Berklee Valencia Contemporary Performance Instructor Federico Nathan on Building a Music Career on His Own Terms
The son of a violinist, Nathan first picked up the violin at the age of 8 but soon realized that he did not enjoy playing classical music. It was not until he learned to play other instruments—drums and guitar—as a teenager that he started to appreciate the violin.
Breaking free from the confines of traditional violin playing, Nathan began to use the instrument to compose music in genres beyond classical. Now with over 20 years of experience, the seasoned composer has successfully made this eclectic style the cornerstone of his music career.
“I didn’t really enjoy the violin until years later, and I was certain when I really started to experiment with it as a tool for music other than classical,” Nathan says. “I was playing rock and pop, and I was starting to compose some music, so then I started to enjoy the instrument more.”
While proudly serving as a soloist in ensembles and orchestras worldwide, including the YouTube Symphony Orchestra, National Orchestra of Spain, and Holland’s Metropole Orchestra, Nathan also developed several of his own music groups and projects, infusing his signature style into his work.

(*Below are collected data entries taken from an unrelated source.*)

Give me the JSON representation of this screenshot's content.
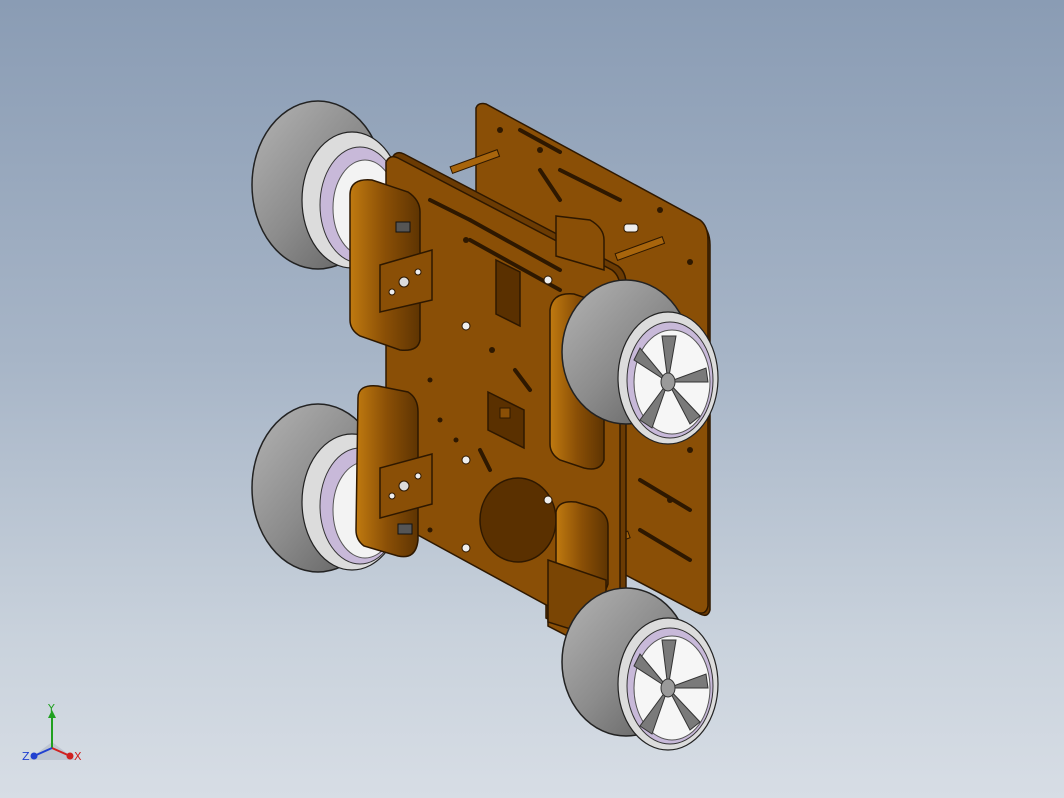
{
  "viewport": {
    "name": "3d-model-viewport",
    "background_top": "#8a9cb4",
    "background_bottom": "#d7dde5"
  },
  "model": {
    "description_colors": {
      "chassis": "#8a4f06",
      "chassis_edge": "#3e2200",
      "chassis_side": "#6b3b03",
      "tire": "#8e8e8e",
      "tire_dark": "#5f5f5f",
      "rim": "#ededed",
      "rim_inner": "#c8b9d9",
      "spoke": "#7a7a7a"
    }
  },
  "triad": {
    "x_label": "X",
    "y_label": "Y",
    "z_label": "Z",
    "x_color": "#d02020",
    "y_color": "#20a020",
    "z_color": "#2040d0"
  }
}
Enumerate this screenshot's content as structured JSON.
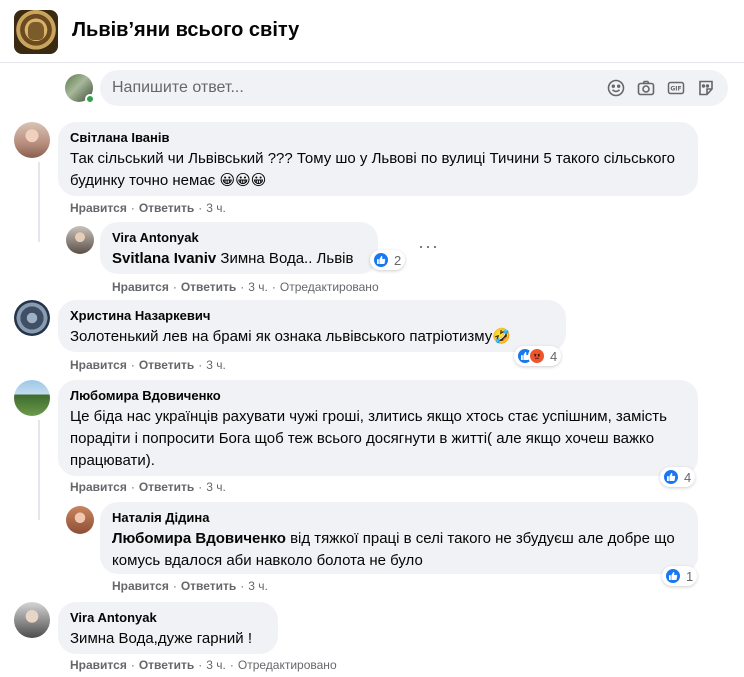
{
  "group": {
    "title": "Львів’яни всього світу"
  },
  "reply": {
    "placeholder": "Напишите ответ..."
  },
  "tools": [
    "emoji-icon",
    "camera-icon",
    "gif-icon",
    "sticker-icon"
  ],
  "actions": {
    "like": "Нравится",
    "reply": "Ответить",
    "edited": "Отредактировано"
  },
  "comments": [
    {
      "author": "Світлана Іванів",
      "text": "Так сільський чи Львівський ??? Тому шо у Львові по вулиці Тичини 5 такого сільського будинку точно немає 😀😀😀",
      "time": "3 ч."
    },
    {
      "author": "Vira Antonyak",
      "mention": "Svitlana Ivaniv",
      "text": "Зимна Вода.. Львів",
      "time": "3 ч.",
      "edited": true,
      "reactions": {
        "types": [
          "like"
        ],
        "count": "2"
      }
    },
    {
      "author": "Христина Назаркевич",
      "text": "Золотенький лев на брамі як ознака львівського патріотизму🤣",
      "time": "3 ч.",
      "reactions": {
        "types": [
          "like",
          "angry"
        ],
        "count": "4"
      }
    },
    {
      "author": "Любомира Вдовиченко",
      "text": "Це біда нас українців рахувати чужі гроші, злитись якщо хтось стає успішним, замість порадіти і попросити Бога щоб теж всього досягнути в житті( але якщо хочеш важко працювати).",
      "time": "3 ч.",
      "reactions": {
        "types": [
          "like"
        ],
        "count": "4"
      }
    },
    {
      "author": "Наталія Дідина",
      "mention": "Любомира Вдовиченко",
      "text": "від тяжкої праці в селі такого не збудуєш але добре що комусь вдалося аби навколо болота не було",
      "time": "3 ч.",
      "reactions": {
        "types": [
          "like"
        ],
        "count": "1"
      }
    },
    {
      "author": "Vira Antonyak",
      "text": "Зимна Вода,дуже гарний !",
      "time": "3 ч.",
      "edited": true
    }
  ],
  "colors": {
    "like": "#1877f2",
    "angry": "#f0542c",
    "bubble": "#f0f2f5",
    "meta": "#65676b",
    "online": "#31a24c"
  }
}
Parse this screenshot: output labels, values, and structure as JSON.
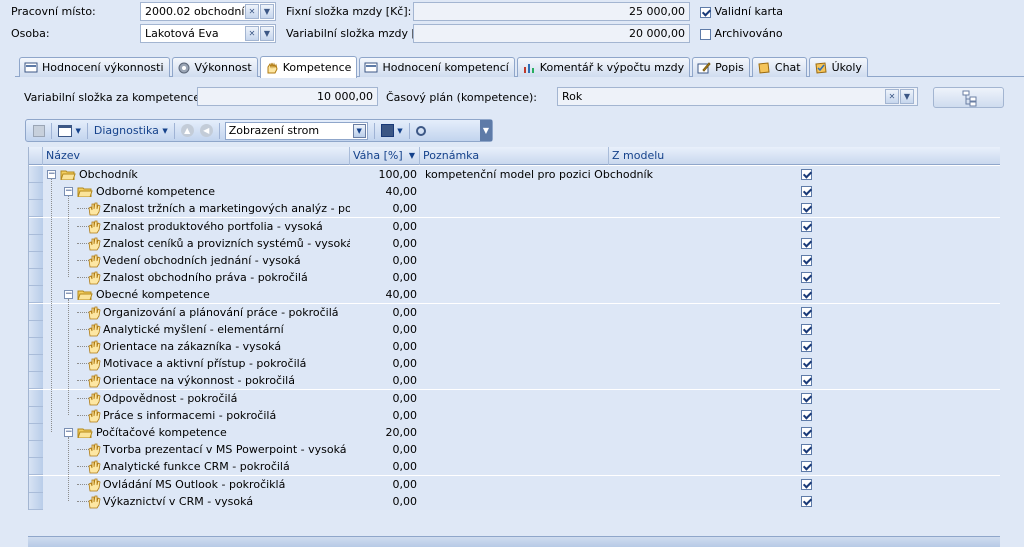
{
  "header": {
    "workplace_label": "Pracovní místo:",
    "workplace_value": "2000.02 obchodní...",
    "person_label": "Osoba:",
    "person_value": "Lakotová Eva",
    "fixed_salary_label": "Fixní složka mzdy [Kč]:",
    "fixed_salary_value": "25 000,00",
    "variable_salary_label": "Variabilní složka mzdy [Kč]:",
    "variable_salary_value": "20 000,00",
    "valid_card_label": "Validní karta",
    "valid_card_checked": true,
    "archived_label": "Archivováno",
    "archived_checked": false
  },
  "tabs": [
    {
      "label": "Hodnocení výkonnosti",
      "icon": "report-icon"
    },
    {
      "label": "Výkonnost",
      "icon": "gear-icon"
    },
    {
      "label": "Kompetence",
      "icon": "hand-icon",
      "active": true
    },
    {
      "label": "Hodnocení kompetencí",
      "icon": "report-icon"
    },
    {
      "label": "Komentář k výpočtu mzdy",
      "icon": "chart-icon"
    },
    {
      "label": "Popis",
      "icon": "edit-icon"
    },
    {
      "label": "Chat",
      "icon": "note-icon"
    },
    {
      "label": "Úkoly",
      "icon": "task-icon"
    }
  ],
  "competence_panel": {
    "variable_part_label": "Variabilní složka za kompetence [Kč]:",
    "variable_part_value": "10 000,00",
    "time_plan_label": "Časový plán (kompetence):",
    "time_plan_value": "Rok"
  },
  "toolbar": {
    "diagnostics_label": "Diagnostika",
    "view_value": "Zobrazení strom"
  },
  "grid": {
    "columns": [
      "Název",
      "Váha [%]",
      "Poznámka",
      "Z modelu"
    ],
    "rows": [
      {
        "level": 0,
        "type": "folder",
        "name": "Obchodník",
        "weight": "100,00",
        "note": "kompetenční model pro pozici Obchodník",
        "from_model": true
      },
      {
        "level": 1,
        "type": "folder",
        "name": "Odborné kompetence",
        "weight": "40,00",
        "note": "",
        "from_model": true
      },
      {
        "level": 2,
        "type": "item",
        "name": "Znalost tržních a marketingových analýz - pokr...",
        "weight": "0,00",
        "note": "",
        "from_model": true
      },
      {
        "level": 2,
        "type": "item",
        "name": "Znalost produktového portfolia - vysoká",
        "weight": "0,00",
        "note": "",
        "from_model": true
      },
      {
        "level": 2,
        "type": "item",
        "name": "Znalost ceníků a provizních systémů - vysoká",
        "weight": "0,00",
        "note": "",
        "from_model": true
      },
      {
        "level": 2,
        "type": "item",
        "name": "Vedení obchodních jednání - vysoká",
        "weight": "0,00",
        "note": "",
        "from_model": true
      },
      {
        "level": 2,
        "type": "item",
        "name": "Znalost obchodního práva - pokročilá",
        "weight": "0,00",
        "note": "",
        "from_model": true
      },
      {
        "level": 1,
        "type": "folder",
        "name": "Obecné kompetence",
        "weight": "40,00",
        "note": "",
        "from_model": true
      },
      {
        "level": 2,
        "type": "item",
        "name": "Organizování a plánování práce - pokročilá",
        "weight": "0,00",
        "note": "",
        "from_model": true
      },
      {
        "level": 2,
        "type": "item",
        "name": "Analytické myšlení - elementární",
        "weight": "0,00",
        "note": "",
        "from_model": true
      },
      {
        "level": 2,
        "type": "item",
        "name": "Orientace na zákazníka - vysoká",
        "weight": "0,00",
        "note": "",
        "from_model": true
      },
      {
        "level": 2,
        "type": "item",
        "name": "Motivace a aktivní přístup - pokročilá",
        "weight": "0,00",
        "note": "",
        "from_model": true
      },
      {
        "level": 2,
        "type": "item",
        "name": "Orientace na výkonnost - pokročilá",
        "weight": "0,00",
        "note": "",
        "from_model": true
      },
      {
        "level": 2,
        "type": "item",
        "name": "Odpovědnost - pokročilá",
        "weight": "0,00",
        "note": "",
        "from_model": true
      },
      {
        "level": 2,
        "type": "item",
        "name": "Práce s informacemi - pokročilá",
        "weight": "0,00",
        "note": "",
        "from_model": true
      },
      {
        "level": 1,
        "type": "folder",
        "name": "Počítačové kompetence",
        "weight": "20,00",
        "note": "",
        "from_model": true
      },
      {
        "level": 2,
        "type": "item",
        "name": "Tvorba prezentací v MS Powerpoint - vysoká",
        "weight": "0,00",
        "note": "",
        "from_model": true
      },
      {
        "level": 2,
        "type": "item",
        "name": "Analytické funkce CRM - pokročilá",
        "weight": "0,00",
        "note": "",
        "from_model": true
      },
      {
        "level": 2,
        "type": "item",
        "name": "Ovládání MS Outlook - pokročiklá",
        "weight": "0,00",
        "note": "",
        "from_model": true
      },
      {
        "level": 2,
        "type": "item",
        "name": "Výkaznictví v CRM - vysoká",
        "weight": "0,00",
        "note": "",
        "from_model": true
      }
    ]
  },
  "colors": {
    "accent": "#15428b",
    "row_bg": "#dde7f6",
    "header_bg": "#c9d8ee"
  }
}
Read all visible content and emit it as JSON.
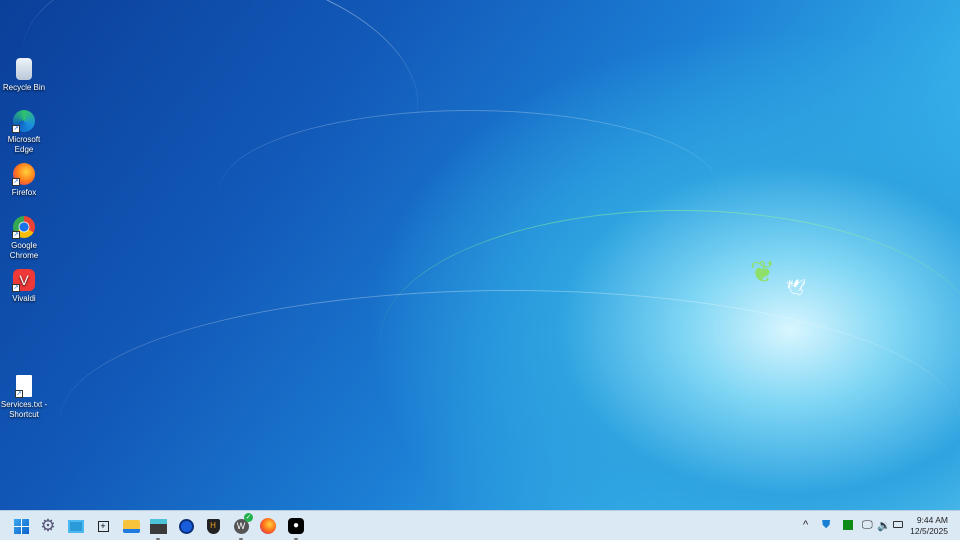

“It was a spiritual need to make my music and to present what I wanted to do,” Nathan explains. “But of course, to make a living, life is a balance of what you want to do and what you have to do.“
In 2013, Nathan established the string quartet Cuareim Quartet with his friend of 21 years and violinist Rodrigo Bauzá, violist Olivier Samouillan, and cellist Guillaume Latil. They combined their diverse music backgrounds to compose their own music that combines several genres from around the world, including jazz.
Using this traditional band formation to play modern compositions marked the realization of a dream for Nathan. While the band plays world music, they choose a few genres based on a theme for each of their albums.
For example, Cuareim Quartet’s second album, Danzas, with percussionist Natascha Rogers, released in 2019, focuses on dances from around the world. Each band member studied folk music used for traditional dance styles from France, Peru, Argentina, Brazil, Cuba, the Balkans, and Réunion Island to create songs.
The group’s third album is based on jazz history and includes each of the genre’s styles. However, both albums incorporate elements from each band member’s background, including rock, classical, pop, and even traditional Balkan styles.
“It’s like our band is four worlds coming together and fusing styles, and whether we choose a concept or not, we always put a little of our soul in the music,” Nathan says.
As the bandleader of the Federico Nathan Project, Nathan takes a similar approach to fusing genres but adds a touch of improvisation into performances. The trio includes Berklee College of Music Boston alumnus and drummer Diego Pinera and pianist Baptiste Bailly.
Together they primarily play contemporary jazz and improvised music combined with elements of rock, classical music, and music from Nathan’s Uruguay.
Meanwhile, teaching at Berklee Valencia—an institution that pioneers and celebrates using instruments to make music outside their traditional genres—is an extension of Nathan’s approach to his music career.
“I am what I promote as an artist, erasing the barrier between classical music, popular rock, jazz, and folk music,” Nathan says. “We are not used to that because classical music is a strong tradition, so Berklee is quite open in that way.”
Nathan approaches teaching in this open and personal way, training students to see music without barriers.
Along with the performance aspect of a music career, Nathan also teaches his students about the grunt work that goes into being an artist. He explains that there will be times they have to handle their own living wages, management, promotion, and music recording.
Nathan has gained a wealth of knowledge from his pupils as well, and applies this to his own music, especially for rehearsing with his bands. Teaching students has introduced him to different backgrounds, understandings, cultures, and personalities that allow him to see, compose, and perform music in different ways.
Now, Nathan is forging a new path within his music career: going solo. He started his solo project in 2017, but stage fright during his first solo concert caused him to put it on hold—until now.
The violinist’s first solo album, AllOne, released in late 2022, encapsulates his goal to compose music on his own terms.
“It’s challenging in many ways, but at the same time, it is freeing because you are alone,” Nathan says. “You can do whatever you want, and I’m really enjoying it.”